İŞÇİ KÜÇÜLME GEREKÇESİNE İNANMIYOR

Performans bahanesini boşa çıkaran işçilere “Küçülmeye gidiyoruz“ deniliyor bu sefer. Ancak işçiler binin de gerekçe üretmik olduğunu söylüyor. Emre Yılmaz şunları anlatıyor: “Bizi sendikadan attılar. Çünkü sendika olduğu zaman rahatça at koşturamayacaklar. Bizim haklarımız artacak ve haklarımız resmiyete kavuşacak. Ve bizi işten atamayacaktı. Şu an gözünün üstünde kaş var deyip işten çıkarabilir seni. Şu an bizim bir güvencemiz, sözleşmemiz yok. Yarın öbür gün ‘Sizi yine 1300 liraya çalıştıracağım’ dese ne olacak? Adam itiraz edebilirsiniz ama itiraz edince kazanamıyorsun. Ama biz sendikalı olarak sözleşme yapsak böyle rahat olamayacak. Bir güvencemiz olacak.”
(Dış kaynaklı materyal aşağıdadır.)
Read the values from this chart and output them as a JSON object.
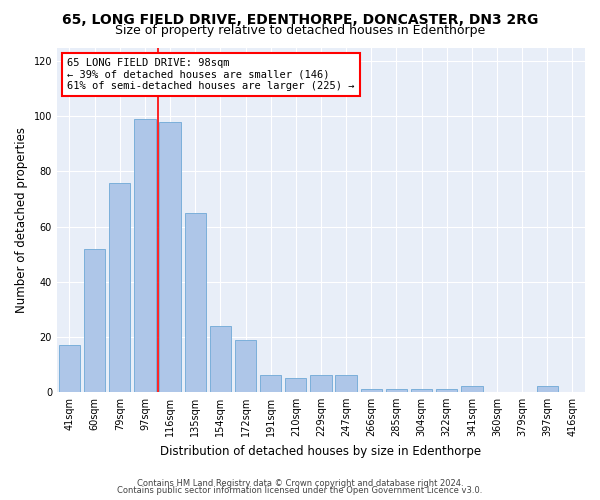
{
  "title_line1": "65, LONG FIELD DRIVE, EDENTHORPE, DONCASTER, DN3 2RG",
  "title_line2": "Size of property relative to detached houses in Edenthorpe",
  "xlabel": "Distribution of detached houses by size in Edenthorpe",
  "ylabel": "Number of detached properties",
  "categories": [
    "41sqm",
    "60sqm",
    "79sqm",
    "97sqm",
    "116sqm",
    "135sqm",
    "154sqm",
    "172sqm",
    "191sqm",
    "210sqm",
    "229sqm",
    "247sqm",
    "266sqm",
    "285sqm",
    "304sqm",
    "322sqm",
    "341sqm",
    "360sqm",
    "379sqm",
    "397sqm",
    "416sqm"
  ],
  "values": [
    17,
    52,
    76,
    99,
    98,
    65,
    24,
    19,
    6,
    5,
    6,
    6,
    1,
    1,
    1,
    1,
    2,
    0,
    0,
    2,
    0
  ],
  "bar_color": "#aec6e8",
  "bar_edge_color": "#6fa8d6",
  "property_line_x": 3.5,
  "annotation_text": "65 LONG FIELD DRIVE: 98sqm\n← 39% of detached houses are smaller (146)\n61% of semi-detached houses are larger (225) →",
  "annotation_box_color": "white",
  "annotation_box_edge_color": "red",
  "vline_color": "red",
  "ylim": [
    0,
    125
  ],
  "yticks": [
    0,
    20,
    40,
    60,
    80,
    100,
    120
  ],
  "background_color": "#e8eef8",
  "footer_line1": "Contains HM Land Registry data © Crown copyright and database right 2024.",
  "footer_line2": "Contains public sector information licensed under the Open Government Licence v3.0.",
  "title_fontsize": 10,
  "subtitle_fontsize": 9,
  "xlabel_fontsize": 8.5,
  "ylabel_fontsize": 8.5,
  "annot_fontsize": 7.5,
  "tick_fontsize": 7
}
Mete Yılmaz da “Normalde 12 bin konteynerle çalışması gerekirken 18 bin konteynerle çalışıyor. Bunu yöneticiler söylüyor. 19 bine vurduk diyor. Limanın kapasitesini aştık diyor. 3 kat vuracağı konteyneri 4-5-6 kat vuruyor. Sonra rüzgardan konteyner devrilmesi oluyor zaten, kapasite aşıldığı için. Aklının alabileceği her yer konteyner” diyor.

DAVAYSA DAVA EYLEMSE EYLEM

“Bir tane kaza yapmadım, bir tane tutanağım yok. İş performans değil yani” diyor Ali Osman Çetinkaya: “Küçülmeye gidiyoruz dediler ama kendileri 3-4 defa işçileri toplayıp toplantı yaptılar. Evyapport’ta iş bitmez, işçi çıkarma olmayacak dediler. Bunları müdürler söylüyor. Küçülme bahane. İstanbul trafiği gibi trafik oluyordu liman içerisinde, yoğunluktan.”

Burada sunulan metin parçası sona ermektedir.